The Sierra Leone Red Cross and civil society groups have mobilised at the border. Government officials are expected to arrive. But the deeper questions about what Guinea’s actions mean for the Conakry communiqué, about what protections Sierra Leonean migrants can realistically expect in a country whose military has just been praised for its “self-control” at the Sorlumba border — cannot be answered with blankets and water.
First, the Sierra Leone government must formally protest Guinea’s conduct to the MRU Secretariat and ECOWAS citing the deportations as a direct violation of the Conakry communiqué signed just days ago.
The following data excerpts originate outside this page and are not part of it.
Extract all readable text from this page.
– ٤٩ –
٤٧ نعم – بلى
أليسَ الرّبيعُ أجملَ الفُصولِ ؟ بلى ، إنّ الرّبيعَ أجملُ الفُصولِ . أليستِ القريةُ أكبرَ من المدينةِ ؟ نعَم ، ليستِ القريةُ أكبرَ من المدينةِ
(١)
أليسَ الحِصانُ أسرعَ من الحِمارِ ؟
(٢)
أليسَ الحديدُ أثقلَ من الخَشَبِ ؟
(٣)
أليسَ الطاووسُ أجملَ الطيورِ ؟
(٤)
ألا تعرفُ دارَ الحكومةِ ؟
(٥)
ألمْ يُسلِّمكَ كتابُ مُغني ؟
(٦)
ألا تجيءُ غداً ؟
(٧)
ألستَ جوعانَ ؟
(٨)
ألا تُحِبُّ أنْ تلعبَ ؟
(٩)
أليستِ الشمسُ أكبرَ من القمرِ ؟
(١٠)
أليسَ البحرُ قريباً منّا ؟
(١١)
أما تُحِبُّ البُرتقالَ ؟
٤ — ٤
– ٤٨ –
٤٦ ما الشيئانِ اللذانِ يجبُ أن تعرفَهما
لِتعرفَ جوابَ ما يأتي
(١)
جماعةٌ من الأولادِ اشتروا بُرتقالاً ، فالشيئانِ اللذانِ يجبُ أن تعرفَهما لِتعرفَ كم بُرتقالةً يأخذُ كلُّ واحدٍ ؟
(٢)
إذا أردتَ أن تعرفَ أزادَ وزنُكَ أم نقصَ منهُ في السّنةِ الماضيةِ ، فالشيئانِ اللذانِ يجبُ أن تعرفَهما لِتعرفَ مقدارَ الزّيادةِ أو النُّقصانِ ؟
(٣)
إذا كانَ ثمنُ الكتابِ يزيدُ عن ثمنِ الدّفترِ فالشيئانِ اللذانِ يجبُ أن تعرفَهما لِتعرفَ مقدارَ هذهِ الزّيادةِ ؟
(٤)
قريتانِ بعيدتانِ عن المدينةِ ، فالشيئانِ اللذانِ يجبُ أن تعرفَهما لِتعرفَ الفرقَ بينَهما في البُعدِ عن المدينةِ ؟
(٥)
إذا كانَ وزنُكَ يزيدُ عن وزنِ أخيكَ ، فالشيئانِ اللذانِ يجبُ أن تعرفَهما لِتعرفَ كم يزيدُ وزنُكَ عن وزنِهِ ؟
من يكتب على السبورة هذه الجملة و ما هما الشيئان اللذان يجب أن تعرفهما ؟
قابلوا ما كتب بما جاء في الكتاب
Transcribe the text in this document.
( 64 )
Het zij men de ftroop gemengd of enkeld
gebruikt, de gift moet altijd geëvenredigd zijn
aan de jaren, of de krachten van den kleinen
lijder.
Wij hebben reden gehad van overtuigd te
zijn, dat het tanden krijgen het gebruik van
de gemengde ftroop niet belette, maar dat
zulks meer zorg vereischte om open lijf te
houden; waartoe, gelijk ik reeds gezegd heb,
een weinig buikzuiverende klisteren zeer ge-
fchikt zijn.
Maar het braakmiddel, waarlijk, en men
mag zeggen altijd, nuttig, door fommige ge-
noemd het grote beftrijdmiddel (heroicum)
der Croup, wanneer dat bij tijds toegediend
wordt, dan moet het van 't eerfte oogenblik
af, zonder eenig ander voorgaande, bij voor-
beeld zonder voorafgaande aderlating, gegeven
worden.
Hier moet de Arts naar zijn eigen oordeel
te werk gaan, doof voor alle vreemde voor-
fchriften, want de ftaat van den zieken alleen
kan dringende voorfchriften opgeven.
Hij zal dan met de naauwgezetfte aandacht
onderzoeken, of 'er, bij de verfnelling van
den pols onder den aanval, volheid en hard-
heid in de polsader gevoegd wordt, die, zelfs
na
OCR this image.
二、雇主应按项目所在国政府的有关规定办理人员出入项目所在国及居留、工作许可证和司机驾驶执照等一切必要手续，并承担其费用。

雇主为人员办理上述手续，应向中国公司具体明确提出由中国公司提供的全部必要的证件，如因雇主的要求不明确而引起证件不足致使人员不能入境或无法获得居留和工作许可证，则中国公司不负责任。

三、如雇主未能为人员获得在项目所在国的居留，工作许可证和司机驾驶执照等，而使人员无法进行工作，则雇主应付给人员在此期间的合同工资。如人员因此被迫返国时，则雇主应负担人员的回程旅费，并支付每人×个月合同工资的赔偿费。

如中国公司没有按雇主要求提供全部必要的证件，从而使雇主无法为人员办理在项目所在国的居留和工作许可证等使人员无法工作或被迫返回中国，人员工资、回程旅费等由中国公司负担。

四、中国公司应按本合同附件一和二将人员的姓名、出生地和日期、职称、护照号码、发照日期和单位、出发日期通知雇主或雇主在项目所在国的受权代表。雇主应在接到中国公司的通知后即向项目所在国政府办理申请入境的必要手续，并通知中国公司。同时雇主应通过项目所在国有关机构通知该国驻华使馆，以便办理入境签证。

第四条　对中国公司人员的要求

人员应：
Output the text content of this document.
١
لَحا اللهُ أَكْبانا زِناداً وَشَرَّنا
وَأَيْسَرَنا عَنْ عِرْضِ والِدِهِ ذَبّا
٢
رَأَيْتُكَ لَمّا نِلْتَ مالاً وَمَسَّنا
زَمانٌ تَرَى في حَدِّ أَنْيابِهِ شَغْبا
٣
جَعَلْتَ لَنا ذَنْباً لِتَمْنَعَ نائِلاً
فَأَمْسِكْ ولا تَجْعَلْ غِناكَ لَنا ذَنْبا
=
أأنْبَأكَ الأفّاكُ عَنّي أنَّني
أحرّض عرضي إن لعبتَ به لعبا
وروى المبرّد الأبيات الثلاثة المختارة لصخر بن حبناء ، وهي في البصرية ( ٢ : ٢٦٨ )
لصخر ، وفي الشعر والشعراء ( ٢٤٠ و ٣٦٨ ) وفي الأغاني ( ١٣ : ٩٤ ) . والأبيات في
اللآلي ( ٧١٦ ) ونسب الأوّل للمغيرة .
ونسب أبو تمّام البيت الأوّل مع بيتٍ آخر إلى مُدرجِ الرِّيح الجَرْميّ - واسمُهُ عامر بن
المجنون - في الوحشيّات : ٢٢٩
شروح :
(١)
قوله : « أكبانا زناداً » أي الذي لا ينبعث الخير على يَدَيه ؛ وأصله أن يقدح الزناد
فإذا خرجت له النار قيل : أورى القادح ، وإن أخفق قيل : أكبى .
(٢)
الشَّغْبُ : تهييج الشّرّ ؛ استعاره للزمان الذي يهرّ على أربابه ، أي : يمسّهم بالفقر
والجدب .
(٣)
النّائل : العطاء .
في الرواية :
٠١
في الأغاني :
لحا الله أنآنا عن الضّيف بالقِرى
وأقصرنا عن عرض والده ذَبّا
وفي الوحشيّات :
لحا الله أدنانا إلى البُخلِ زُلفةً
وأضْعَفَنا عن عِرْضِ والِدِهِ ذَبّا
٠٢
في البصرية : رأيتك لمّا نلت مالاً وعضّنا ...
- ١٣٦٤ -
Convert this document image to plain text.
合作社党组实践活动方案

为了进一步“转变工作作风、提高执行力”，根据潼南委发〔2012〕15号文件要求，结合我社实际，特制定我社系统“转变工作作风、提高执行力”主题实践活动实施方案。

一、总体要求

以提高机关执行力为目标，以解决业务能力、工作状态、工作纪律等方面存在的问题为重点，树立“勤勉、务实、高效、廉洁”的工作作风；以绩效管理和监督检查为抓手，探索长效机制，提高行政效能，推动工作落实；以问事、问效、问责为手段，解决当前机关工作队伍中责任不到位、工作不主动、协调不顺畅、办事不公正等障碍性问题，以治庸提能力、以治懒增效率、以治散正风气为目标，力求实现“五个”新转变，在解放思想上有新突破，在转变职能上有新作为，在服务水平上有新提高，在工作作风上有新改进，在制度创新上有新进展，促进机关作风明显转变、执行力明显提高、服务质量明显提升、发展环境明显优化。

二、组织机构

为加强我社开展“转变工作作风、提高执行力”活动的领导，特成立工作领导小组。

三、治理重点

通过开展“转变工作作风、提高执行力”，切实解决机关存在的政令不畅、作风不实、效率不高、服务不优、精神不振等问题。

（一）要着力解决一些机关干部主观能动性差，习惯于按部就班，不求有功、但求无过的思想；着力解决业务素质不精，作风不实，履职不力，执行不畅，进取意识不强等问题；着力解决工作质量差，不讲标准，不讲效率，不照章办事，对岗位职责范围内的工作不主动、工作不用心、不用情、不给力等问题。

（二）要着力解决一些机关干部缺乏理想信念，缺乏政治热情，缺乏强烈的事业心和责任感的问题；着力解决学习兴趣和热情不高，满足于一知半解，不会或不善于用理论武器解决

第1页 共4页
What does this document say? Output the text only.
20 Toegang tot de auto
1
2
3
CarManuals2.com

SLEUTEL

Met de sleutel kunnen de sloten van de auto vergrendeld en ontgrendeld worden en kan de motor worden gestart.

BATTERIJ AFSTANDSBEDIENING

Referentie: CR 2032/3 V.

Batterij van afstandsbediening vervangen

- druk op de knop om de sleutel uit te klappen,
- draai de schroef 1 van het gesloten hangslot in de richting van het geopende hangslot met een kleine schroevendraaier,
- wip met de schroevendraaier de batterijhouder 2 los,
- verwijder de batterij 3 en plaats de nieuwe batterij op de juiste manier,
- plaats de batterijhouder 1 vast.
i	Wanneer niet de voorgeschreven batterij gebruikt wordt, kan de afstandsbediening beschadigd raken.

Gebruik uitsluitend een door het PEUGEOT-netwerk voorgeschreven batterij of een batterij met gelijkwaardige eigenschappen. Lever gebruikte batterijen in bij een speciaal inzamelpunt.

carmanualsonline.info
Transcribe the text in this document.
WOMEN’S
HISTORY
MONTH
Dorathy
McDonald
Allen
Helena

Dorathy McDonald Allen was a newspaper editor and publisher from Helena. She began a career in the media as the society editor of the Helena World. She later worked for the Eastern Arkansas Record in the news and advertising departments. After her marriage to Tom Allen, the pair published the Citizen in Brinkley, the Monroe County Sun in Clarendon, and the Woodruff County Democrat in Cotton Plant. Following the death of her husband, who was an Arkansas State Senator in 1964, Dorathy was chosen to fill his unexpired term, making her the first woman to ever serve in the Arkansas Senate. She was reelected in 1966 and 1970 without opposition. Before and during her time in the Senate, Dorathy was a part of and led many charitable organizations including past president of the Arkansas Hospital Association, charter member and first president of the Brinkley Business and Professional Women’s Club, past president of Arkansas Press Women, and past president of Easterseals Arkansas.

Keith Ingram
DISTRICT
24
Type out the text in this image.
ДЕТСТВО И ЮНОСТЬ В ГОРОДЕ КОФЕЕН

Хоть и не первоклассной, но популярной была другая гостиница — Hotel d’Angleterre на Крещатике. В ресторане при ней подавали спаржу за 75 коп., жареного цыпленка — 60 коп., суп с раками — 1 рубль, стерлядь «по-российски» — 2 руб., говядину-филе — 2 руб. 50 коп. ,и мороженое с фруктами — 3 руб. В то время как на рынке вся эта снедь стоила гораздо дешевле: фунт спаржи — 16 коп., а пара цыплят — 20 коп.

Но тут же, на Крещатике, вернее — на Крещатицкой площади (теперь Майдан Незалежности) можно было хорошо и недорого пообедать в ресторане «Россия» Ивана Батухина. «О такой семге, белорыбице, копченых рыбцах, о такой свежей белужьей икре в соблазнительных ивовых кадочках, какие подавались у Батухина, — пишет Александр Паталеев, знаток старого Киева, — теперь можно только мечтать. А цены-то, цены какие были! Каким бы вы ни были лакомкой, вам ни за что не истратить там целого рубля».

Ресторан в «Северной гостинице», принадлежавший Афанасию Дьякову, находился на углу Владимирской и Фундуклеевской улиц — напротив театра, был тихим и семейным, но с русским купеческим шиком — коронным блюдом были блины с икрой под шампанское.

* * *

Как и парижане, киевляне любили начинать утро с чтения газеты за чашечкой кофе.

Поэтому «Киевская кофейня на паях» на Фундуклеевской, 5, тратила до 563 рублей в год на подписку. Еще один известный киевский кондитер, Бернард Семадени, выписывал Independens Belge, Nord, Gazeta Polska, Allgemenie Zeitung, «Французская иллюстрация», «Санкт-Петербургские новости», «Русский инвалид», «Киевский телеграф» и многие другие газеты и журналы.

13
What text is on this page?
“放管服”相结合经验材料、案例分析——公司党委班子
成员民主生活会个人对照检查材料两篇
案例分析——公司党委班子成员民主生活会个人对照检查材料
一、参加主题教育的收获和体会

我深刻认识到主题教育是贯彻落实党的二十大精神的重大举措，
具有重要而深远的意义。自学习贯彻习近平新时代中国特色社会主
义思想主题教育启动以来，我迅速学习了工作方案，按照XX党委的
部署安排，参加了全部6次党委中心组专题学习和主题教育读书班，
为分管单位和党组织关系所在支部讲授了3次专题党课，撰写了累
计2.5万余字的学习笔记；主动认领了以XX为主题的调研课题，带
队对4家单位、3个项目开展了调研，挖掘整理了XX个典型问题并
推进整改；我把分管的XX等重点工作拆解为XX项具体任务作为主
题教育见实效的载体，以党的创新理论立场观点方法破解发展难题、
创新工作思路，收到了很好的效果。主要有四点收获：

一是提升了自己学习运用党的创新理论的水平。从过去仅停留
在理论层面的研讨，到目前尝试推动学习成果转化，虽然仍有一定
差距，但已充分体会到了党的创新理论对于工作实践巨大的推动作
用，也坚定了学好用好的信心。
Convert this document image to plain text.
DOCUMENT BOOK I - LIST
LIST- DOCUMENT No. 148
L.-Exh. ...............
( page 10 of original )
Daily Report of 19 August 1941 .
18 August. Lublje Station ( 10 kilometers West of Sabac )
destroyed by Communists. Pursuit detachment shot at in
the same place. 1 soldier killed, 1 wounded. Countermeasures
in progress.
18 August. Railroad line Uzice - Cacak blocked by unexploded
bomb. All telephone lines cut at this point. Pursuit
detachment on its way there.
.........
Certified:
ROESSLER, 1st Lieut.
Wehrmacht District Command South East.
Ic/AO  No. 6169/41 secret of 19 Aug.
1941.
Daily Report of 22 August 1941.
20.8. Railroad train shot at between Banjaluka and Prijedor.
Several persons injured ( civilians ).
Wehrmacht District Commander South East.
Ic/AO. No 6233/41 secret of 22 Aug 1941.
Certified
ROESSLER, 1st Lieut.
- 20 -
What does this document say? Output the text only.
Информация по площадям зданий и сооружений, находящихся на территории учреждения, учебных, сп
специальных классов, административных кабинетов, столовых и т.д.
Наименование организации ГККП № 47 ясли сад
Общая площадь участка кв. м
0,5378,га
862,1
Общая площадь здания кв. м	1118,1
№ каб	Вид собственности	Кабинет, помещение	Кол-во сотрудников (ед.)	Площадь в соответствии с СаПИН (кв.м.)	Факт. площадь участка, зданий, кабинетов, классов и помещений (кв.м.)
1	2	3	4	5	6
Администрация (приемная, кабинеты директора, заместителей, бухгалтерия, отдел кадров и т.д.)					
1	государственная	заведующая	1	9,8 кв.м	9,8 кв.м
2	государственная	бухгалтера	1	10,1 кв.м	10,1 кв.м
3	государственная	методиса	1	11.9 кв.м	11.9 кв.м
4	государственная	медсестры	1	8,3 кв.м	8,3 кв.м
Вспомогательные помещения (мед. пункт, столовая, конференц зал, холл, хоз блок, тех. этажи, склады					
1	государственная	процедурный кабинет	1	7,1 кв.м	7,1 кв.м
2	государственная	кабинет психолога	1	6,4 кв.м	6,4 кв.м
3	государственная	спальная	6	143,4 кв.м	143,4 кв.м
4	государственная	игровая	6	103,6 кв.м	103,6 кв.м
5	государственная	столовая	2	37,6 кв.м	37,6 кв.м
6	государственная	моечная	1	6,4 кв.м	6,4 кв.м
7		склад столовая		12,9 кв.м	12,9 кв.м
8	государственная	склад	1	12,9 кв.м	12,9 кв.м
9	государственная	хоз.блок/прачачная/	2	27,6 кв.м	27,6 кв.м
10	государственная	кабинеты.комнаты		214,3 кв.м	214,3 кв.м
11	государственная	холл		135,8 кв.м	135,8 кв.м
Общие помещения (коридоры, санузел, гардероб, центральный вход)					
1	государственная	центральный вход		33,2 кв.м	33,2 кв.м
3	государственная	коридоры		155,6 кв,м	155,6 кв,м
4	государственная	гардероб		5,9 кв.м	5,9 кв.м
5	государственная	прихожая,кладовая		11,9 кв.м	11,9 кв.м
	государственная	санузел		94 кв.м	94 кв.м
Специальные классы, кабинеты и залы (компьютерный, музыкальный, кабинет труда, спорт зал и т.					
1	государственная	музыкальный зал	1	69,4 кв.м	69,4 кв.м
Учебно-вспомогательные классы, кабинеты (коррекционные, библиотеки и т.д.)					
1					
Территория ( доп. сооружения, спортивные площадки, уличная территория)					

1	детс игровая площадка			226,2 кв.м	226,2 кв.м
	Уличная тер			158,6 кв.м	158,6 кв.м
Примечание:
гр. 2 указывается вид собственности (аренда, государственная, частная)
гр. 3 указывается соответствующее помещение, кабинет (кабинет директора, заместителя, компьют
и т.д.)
The peace agreement is not worth the paper it is printed on if one signatory can expel hundreds of the other’s citizens by force within the same week it was signed.
Second, Guinea must be pressed to account for the confiscated possessions of deportees, to immediately cease operations involving tear gas and force against civilian migrants, and to follow internationally recognised procedures for any future repatriation including legal processing, document verification, and coordination with the Sierra Leonean Embassy.
Third, the international community including ECOWAS, the African Union, UNHCR, and IOM must deploy monitors to the Pamlap border and to Conakry’s migrant communities to document what is happening and hold Guinea accountable under the very international frameworks it agreed to uphold when it joined the MRU and the African Union.
The plight of these Sierra Leoneans serves as a stark reminder of the vulnerabilities faced by migrant communities and the need for diplomatic solutions that prioritise human dignity and rights. They deserve more than to be forgotten. They deserve a chance to rebuild their lives with dignity and hope.
Read Also: MRU Leaders Choose Dialogue Over Conflict in Historic Conakry Meeting
Tonight at Pamlap, hundreds of Sierra Leoneans stripped of everything they owned are trying to understand what happened to them. The least their government and the region can do is make sure it never happens again.